Training and Model Architecture

The IXC-2.5 model emphasizes long-contextual interaction, trained with 24,000 interleaved image-text contexts and capable of extending to 96,000 contexts via RoPE extrapolation. The architecture includes a Vision Encoder OpenAI ViT-L/14, a LLM InternLM2-7B, and Partial LoRA for alignment with vision encoders.

The pre-training phase focuses on three tasks using a diverse dataset: General Semantic Alignment, World Knowledge Alignment, and Vision Capability Enhancement.
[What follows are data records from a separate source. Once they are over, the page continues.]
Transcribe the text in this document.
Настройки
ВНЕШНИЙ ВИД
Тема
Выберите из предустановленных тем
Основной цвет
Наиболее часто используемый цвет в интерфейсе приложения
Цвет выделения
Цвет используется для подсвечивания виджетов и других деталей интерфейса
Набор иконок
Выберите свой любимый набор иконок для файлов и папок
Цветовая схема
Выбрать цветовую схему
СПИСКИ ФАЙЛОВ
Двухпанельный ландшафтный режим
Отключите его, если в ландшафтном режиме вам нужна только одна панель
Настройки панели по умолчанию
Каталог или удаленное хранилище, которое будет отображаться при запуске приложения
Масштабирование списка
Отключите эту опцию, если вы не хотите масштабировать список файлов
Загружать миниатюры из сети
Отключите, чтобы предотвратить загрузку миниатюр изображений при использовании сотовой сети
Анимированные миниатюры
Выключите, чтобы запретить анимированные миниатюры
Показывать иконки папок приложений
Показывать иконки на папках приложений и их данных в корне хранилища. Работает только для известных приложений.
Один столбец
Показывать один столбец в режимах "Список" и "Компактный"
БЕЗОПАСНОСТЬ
This preparatory phase ensures the model's adeptness in processing various vision-language inputs.

Benchmark Performance

IXC-2.5 demonstrates state-of-the-art performance across a wide range of benchmarks:

Video Understanding: Outperformed existing models on four out of five benchmarks, including MVBench and MME-Video, delineating its proficiency in fine-grained video tasks.
Structural High-Resolution Benchmarks: Achieved notable results on DocVQA, ChartQA, TextVQA, demonstrating its capacity to handle complex visual information.
General Visual QA Benchmarks: Excelled in MMStar, RealWorldQA, and others, showcasing its versatility.
Multi-Image Multi-Turn Dialogue: Surpassed prior models in MMDU, highlighting advanced conversational abilities.
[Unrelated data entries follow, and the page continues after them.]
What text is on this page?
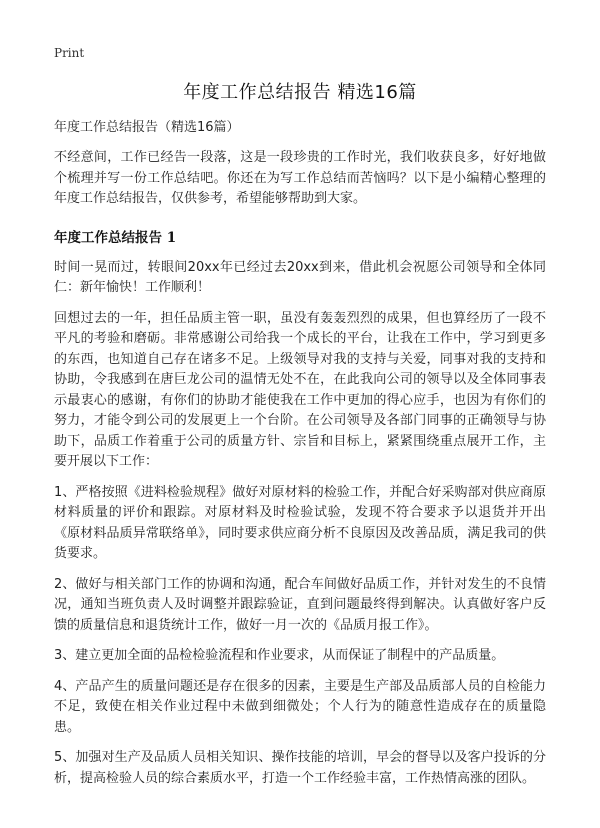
Print
年度工作总结报告 精选16篇
年度工作总结报告（精选16篇）

不经意间，工作已经告一段落，这是一段珍贵的工作时光，我们收获良多，好好地做个梳理并写一份工作总结吧。你还在为写工作总结而苦恼吗？以下是小编精心整理的年度工作总结报告，仅供参考，希望能够帮助到大家。

年度工作总结报告 1

时间一晃而过，转眼间20xx年已经过去20xx到来，借此机会祝愿公司领导和全体同仁：新年愉快！工作顺利！

回想过去的一年，担任品质主管一职，虽没有轰轰烈烈的成果，但也算经历了一段不平凡的考验和磨砺。非常感谢公司给我一个成长的平台，让我在工作中，学习到更多的东西，也知道自己存在诸多不足。上级领导对我的支持与关爱，同事对我的支持和协助，令我感到在唐巨龙公司的温情无处不在，在此我向公司的领导以及全体同事表示最衷心的感谢，有你们的协助才能使我在工作中更加的得心应手，也因为有你们的努力，才能令到公司的发展更上一个台阶。在公司领导及各部门同事的正确领导与协助下，品质工作着重于公司的质量方针、宗旨和目标上，紧紧围绕重点展开工作，主要开展以下工作：

1、严格按照《进料检验规程》做好对原材料的检验工作，并配合好采购部对供应商原材料质量的评价和跟踪。对原材料及时检验试验，发现不符合要求予以退货并开出《原材料品质异常联络单》，同时要求供应商分析不良原因及改善品质，满足我司的供货要求。

2、做好与相关部门工作的协调和沟通，配合车间做好品质工作，并针对发生的不良情况，通知当班负责人及时调整并跟踪验证，直到问题最终得到解决。认真做好客户反馈的质量信息和退货统计工作，做好一月一次的《品质月报工作》。

3、建立更加全面的品检检验流程和作业要求，从而保证了制程中的产品质量。

4、产品产生的质量问题还是存在很多的因素，主要是生产部及品质部人员的自检能力不足，致使在相关作业过程中未做到细微处；个人行为的随意性造成存在的质量隐患。

5、加强对生产及品质人员相关知识、操作技能的培训，早会的督导以及客户投诉的分析，提高检验人员的综合素质水平，打造一个工作经验丰富，工作热情高涨的团队。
Webpage Generation and Article Composition

In terms of webpage generation, IXC-2.5 extends its capabilities to:

Screenshot-to-code: Achieved high scores on the Design2Code benchmark, demonstrating near GPT-4v level performance in translating visual designs into code.
Instruction-Aware Webpage Generation: Trained on synthetic and real-world datasets to convert textual instructions into webpage designs, including interactive elements like JavaScript.
Resume-to-homepage: Created personal homepages from resumes, showcasing practical applicability.

For article composition, the model utilizes a multi-step pipeline including supervision, reward modeling, preference data collection, and DPO alignment, resulting in stable and high-quality text-image articles.

Implications and Future Directions

The enhancements and comprehensive capabilities of IXC-2.5 make it a robust tool for a variety of practical applications, from webpage design to intricate visual QA tasks. The model’s ability to handle long-contextual interactions positions it as a pivotal advancement for future AI developments. Future research can extend IXC-2.5’s long-context capabilities to more complex and extended multi-modal environments, such as continuous video streams or prolonged dialogue histories, thus broadening its applicability in real-world scenarios.